Optical Tweezing: The Effects of Ceragenin-124 Coated
Microspheres on Staphylococcus aureus
Amber Robinzine, junior Biology and Biomedical Engineering’ 2015
Advisors: Randy Duran(Chemistry, Louisiana State University) and Anderson Sunda-Meya (Physics, Xavier University of Louisiana)
At the beginning of the summer I learned how to use the optical trap. This included doing calibrations that must be done to be sure that the laser is aligned, trapping and moving particles, and capturing image and live video of what I was doing on the machine. In the beginning I also was able to do a little bit of pipette pulling. Over the entire summer, I did loads of pipetting and dilutions. The main skill that I can say I was able to build on during the summer is my communication skills. The optical trap was just set up at the beginning of the program so we ran into multiple problems along the way. We had to work with two people from the company who are in Germany via email and Skype for any technical support. Also, just having to keep my mentor and graduate students informed as to what was going on in the lab while they were out of the country helped build on my communication skills also.

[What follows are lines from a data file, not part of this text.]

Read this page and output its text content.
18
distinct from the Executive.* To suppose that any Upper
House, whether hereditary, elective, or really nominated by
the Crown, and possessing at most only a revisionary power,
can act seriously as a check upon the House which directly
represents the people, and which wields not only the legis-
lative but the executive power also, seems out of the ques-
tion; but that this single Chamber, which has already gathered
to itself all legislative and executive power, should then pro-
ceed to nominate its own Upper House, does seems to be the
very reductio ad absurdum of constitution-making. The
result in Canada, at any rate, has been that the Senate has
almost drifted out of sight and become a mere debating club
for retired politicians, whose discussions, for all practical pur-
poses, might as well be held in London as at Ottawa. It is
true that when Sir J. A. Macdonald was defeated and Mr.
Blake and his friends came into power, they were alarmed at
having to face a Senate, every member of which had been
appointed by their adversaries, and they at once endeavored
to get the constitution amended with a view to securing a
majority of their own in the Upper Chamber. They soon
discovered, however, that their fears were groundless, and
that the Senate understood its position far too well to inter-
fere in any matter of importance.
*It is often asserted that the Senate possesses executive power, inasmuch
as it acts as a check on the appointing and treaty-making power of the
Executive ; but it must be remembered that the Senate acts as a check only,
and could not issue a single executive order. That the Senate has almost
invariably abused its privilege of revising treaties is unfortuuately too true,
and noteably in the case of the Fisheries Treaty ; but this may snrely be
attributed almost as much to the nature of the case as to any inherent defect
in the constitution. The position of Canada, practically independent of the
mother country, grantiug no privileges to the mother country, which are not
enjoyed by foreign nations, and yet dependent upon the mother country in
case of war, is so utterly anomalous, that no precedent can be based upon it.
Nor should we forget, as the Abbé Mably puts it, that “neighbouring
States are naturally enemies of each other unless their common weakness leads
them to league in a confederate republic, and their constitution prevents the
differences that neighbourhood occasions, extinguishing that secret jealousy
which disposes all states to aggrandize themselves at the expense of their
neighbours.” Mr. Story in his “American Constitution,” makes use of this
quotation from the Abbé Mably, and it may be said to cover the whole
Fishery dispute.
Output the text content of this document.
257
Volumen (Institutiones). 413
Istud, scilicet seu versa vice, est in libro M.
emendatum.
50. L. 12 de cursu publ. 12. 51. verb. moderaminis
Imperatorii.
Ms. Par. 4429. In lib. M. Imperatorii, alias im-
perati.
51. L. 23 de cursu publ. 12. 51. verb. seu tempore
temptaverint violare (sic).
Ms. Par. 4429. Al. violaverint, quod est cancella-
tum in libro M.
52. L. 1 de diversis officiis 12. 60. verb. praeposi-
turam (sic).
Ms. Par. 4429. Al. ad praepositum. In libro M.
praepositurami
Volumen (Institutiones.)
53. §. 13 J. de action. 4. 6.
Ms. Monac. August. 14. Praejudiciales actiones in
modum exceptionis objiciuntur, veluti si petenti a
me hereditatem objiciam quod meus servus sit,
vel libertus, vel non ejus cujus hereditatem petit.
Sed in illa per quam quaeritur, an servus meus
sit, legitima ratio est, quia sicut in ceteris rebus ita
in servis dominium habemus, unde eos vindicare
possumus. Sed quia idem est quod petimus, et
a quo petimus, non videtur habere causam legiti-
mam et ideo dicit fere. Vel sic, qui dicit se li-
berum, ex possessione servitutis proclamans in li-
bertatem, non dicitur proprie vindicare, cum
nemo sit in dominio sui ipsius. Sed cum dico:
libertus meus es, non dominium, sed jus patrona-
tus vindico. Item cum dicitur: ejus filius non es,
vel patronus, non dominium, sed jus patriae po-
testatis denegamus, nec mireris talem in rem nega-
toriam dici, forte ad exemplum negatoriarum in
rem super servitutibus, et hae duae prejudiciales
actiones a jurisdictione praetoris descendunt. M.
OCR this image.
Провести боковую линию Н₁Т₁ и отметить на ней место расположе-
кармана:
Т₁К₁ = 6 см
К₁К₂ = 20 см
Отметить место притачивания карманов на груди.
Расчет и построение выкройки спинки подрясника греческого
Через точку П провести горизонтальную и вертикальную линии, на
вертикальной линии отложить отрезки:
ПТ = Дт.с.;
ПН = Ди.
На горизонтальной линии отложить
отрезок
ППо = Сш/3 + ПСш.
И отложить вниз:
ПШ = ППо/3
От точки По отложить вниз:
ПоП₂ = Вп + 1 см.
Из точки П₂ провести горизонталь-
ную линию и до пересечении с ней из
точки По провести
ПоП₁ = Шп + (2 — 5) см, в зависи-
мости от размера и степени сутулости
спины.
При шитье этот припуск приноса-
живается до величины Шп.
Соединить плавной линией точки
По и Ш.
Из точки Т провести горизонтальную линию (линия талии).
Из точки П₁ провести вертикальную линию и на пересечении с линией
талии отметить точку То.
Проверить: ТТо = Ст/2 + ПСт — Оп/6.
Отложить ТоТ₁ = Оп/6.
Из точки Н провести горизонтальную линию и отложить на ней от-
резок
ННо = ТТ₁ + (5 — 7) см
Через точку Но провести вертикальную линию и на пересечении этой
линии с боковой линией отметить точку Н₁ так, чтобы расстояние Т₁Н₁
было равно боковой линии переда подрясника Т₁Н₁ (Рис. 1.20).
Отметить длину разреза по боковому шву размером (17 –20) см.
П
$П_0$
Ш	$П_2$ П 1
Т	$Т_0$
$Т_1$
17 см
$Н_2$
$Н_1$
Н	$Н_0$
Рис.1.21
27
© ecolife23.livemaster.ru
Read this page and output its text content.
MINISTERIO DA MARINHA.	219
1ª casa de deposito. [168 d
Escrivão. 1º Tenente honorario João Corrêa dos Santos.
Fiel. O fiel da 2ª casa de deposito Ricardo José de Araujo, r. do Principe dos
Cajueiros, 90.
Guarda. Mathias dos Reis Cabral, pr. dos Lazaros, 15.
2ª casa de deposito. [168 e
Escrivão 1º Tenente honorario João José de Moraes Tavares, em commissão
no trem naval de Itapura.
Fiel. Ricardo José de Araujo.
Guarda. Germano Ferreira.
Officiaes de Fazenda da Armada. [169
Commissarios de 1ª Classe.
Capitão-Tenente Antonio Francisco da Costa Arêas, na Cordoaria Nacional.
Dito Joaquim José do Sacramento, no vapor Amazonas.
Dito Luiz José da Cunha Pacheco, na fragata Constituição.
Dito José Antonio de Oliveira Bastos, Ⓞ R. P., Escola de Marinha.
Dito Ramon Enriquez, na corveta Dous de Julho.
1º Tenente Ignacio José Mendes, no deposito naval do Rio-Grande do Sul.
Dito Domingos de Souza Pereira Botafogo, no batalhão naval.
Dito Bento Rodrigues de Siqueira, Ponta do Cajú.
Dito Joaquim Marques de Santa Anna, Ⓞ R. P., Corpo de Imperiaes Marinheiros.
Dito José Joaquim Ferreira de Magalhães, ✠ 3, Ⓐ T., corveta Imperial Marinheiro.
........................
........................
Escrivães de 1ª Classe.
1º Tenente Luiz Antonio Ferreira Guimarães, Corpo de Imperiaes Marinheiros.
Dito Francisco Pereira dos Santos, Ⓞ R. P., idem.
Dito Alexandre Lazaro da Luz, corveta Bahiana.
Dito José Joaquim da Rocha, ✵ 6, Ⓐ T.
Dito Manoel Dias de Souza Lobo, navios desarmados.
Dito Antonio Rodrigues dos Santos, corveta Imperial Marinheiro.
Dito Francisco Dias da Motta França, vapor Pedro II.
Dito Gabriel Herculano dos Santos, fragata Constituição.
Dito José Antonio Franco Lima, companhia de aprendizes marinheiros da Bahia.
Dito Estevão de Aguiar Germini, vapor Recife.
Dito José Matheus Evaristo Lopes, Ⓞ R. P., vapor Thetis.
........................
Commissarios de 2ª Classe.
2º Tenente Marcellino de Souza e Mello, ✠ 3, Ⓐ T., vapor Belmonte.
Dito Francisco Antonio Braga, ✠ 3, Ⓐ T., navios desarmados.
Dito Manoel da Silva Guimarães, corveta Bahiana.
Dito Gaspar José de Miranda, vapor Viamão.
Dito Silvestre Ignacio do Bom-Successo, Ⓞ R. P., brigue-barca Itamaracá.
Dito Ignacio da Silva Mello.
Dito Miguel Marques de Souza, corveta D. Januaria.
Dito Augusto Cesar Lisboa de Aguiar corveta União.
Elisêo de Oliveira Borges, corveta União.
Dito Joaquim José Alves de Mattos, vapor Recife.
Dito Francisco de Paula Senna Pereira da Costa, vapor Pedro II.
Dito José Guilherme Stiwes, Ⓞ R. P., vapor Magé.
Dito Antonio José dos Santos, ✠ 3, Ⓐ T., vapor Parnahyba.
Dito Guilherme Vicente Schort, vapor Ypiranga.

One of the main benefits of my summer research is that I am now better prepared for my research at my home institution. We have a smaller, simpler optical trap that I started putting together during the spring semester; once I return, I will know how to utilize it. Seeing my graduate students so enthused about their research excites me and pushes me to find my knack. This summer experience has made me more independent and productive. I was given the wheel the very first week to take control and be productive over the summer. I always had people there just in case I needed them, but I was able to take control and do what I needed to do. I did not expect to run into all of the problems with the machine that we had; however, I did not realize this machine was not only new to me, but also new to the lab and utilized new software. Overall, I have had a wonderful experience and am already looking to have a similar experience somewhere new next summer!
Holographic Measurements of Colloidal Transport Properties
Breanna Bell, sophomore Physics and Electrical Engineering’ 2016, & Jasmine Jones, Junior Chemistry and Chemical Engineering, 2015
Advisors: David Grier (Physics, New York University) and Anderson Sunda-Meya (Physics, Xavier University of Louisiana)
The objective of this study is to establish the precision and accuracy of the holographic video microscopy (HVM) by measuring the Boltzmann constant. The experiment involves measuring the diffusion of a 1.5μm polystyrene sphere in order to obtain the diffusion coefficient and using the coefficient to measure the Boltzmann constant. The trajectories of the functionalized colloidal spheres will be analyzed to establish how surface functionalization influences colloidal transport.